Jim Nisbet's Windward Passage continues to received extraordinary review attention from all over the globe. Here's a new one, written by book critic Woody Haut for Crime Time, a terrific website from the International Association of Crime Writers:

"Jim Nisbet, author of The Damned Don't Die, Lethal Injection, Prelude to a Scream, Death Puppet and Price of the Ticket has long been one of my favorite noirists. In Windward Passage, his tenth book, he pulls out all the stops, combining his long-standing noir sensibilities with an off-the-wall post-modern disposition and cultural critique. Pacey, but filled with enough tropes to keep the most hardcore Jim Thompsonite happy- at least those partial to the final section of The Getaway or the surrealism of Savage Night- Windward Passage centres on a ship that sinks in the Caribbean, its captain chained to the mast. A logbook, a partially written novel, a brick of cocaine and the DNA of a President are all that remain. The appropriately named dead sailor's sister, Tipsy lives in San Francisco, where she hangs out at bars with her gay friend Quentin. That is until she runs into Red, Tipsy's brother's old employer.

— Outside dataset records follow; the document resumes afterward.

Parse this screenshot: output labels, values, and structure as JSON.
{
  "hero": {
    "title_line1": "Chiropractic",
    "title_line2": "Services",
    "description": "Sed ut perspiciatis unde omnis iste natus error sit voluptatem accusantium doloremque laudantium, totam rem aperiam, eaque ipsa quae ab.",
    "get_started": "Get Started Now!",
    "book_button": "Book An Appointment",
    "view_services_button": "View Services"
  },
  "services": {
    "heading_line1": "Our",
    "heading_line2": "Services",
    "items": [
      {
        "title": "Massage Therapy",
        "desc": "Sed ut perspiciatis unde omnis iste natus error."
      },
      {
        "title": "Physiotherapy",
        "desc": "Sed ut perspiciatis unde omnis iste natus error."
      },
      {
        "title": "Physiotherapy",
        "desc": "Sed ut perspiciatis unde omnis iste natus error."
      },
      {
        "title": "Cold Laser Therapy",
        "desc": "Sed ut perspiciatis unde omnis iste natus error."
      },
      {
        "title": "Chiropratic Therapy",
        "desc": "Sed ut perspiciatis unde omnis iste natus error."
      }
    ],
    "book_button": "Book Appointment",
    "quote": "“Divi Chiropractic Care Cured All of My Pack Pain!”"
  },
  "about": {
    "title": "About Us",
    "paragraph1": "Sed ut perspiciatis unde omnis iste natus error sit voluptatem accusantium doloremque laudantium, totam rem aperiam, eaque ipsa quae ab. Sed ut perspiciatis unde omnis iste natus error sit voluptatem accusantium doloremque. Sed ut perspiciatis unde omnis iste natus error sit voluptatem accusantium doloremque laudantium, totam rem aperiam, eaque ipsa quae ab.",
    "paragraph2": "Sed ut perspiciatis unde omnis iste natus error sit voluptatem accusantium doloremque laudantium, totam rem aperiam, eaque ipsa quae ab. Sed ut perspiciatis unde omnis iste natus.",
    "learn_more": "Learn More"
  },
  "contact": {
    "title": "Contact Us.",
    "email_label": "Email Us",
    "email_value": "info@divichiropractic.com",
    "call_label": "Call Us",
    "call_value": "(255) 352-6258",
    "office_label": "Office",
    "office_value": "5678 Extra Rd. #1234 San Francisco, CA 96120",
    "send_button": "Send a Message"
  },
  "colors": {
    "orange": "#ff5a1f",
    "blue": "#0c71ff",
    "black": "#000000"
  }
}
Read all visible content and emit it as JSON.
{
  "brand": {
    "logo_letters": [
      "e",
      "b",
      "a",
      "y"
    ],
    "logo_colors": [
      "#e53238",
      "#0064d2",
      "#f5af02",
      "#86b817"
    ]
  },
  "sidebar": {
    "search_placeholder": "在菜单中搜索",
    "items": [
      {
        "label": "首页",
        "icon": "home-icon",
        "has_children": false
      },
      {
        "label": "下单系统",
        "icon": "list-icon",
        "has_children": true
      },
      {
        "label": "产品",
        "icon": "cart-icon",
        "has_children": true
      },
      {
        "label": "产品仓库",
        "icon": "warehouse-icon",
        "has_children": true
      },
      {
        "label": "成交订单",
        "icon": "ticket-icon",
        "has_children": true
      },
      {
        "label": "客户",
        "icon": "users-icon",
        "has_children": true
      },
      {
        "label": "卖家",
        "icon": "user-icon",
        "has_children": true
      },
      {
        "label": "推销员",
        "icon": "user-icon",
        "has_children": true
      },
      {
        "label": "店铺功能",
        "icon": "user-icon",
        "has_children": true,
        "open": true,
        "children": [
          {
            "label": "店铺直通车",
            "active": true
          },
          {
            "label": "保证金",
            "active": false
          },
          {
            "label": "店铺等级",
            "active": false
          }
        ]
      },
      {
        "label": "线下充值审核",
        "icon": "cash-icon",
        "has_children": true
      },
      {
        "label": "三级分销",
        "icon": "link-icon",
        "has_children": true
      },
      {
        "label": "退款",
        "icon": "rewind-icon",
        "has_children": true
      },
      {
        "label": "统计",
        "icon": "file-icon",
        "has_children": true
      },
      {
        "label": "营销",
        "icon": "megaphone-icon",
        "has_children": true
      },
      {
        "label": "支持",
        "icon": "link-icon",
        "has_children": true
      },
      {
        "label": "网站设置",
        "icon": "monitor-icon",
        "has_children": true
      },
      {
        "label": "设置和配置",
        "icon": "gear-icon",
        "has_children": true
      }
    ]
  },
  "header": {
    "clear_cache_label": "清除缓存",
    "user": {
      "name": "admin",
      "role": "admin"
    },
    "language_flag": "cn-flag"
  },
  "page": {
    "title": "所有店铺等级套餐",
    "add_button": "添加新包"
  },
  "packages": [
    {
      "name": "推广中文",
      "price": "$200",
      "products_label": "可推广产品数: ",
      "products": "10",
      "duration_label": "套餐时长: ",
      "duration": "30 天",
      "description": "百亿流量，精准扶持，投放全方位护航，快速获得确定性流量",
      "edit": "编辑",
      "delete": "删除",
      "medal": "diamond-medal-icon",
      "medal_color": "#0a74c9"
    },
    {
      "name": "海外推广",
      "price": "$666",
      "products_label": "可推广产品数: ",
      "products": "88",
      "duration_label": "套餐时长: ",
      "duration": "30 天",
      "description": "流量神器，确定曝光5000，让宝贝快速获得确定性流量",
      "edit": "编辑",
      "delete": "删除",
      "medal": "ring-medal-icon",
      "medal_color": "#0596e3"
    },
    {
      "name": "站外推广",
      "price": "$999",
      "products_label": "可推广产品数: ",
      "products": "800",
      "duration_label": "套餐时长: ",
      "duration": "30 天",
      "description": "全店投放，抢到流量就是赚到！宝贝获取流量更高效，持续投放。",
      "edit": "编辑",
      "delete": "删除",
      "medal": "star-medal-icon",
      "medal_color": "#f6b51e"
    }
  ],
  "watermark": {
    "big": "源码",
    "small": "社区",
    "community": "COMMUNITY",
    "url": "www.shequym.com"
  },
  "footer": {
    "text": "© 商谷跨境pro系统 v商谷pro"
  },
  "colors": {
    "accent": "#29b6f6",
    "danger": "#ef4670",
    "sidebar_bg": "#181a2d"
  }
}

Scrambling genres and voices, Windward Passage flits around geographically as well as linguistically, high-tailing it from San Francisco to the Caribbean and back again, dove-tailing from fast-talking, never-less-than-witty dialogue to tangential asides, reportage, paradoxical quips and a novel within a novel. With his ear to the ground, Nesbit not only updates the traditional noir narrative, combining it with a sea adventure story, conundrums, a dash of cyberpunk, and a sprinkling of literary concerns (including the likes of Tom Raworth, Paustovsky and Leonard Clark's The Rivers Ran East). From a prologue that will leave you scratching your head for at least a hundred pages, Windward Passage sometimes reads like a hardboiled Saragossa Manuscript, and bound to appeal to anyone looking beyond the confines of the genre. Still, I remember thinking while reading the novel that this is the sort of book we're told doesn't get published these days. So hat's off not only to Nisbet, but to Overlook Press. Because this is Nisbet at his wildest and weirdest. I'm still not sure what it all adds up to, other than an entertaining, insightful and highly recommended adventure."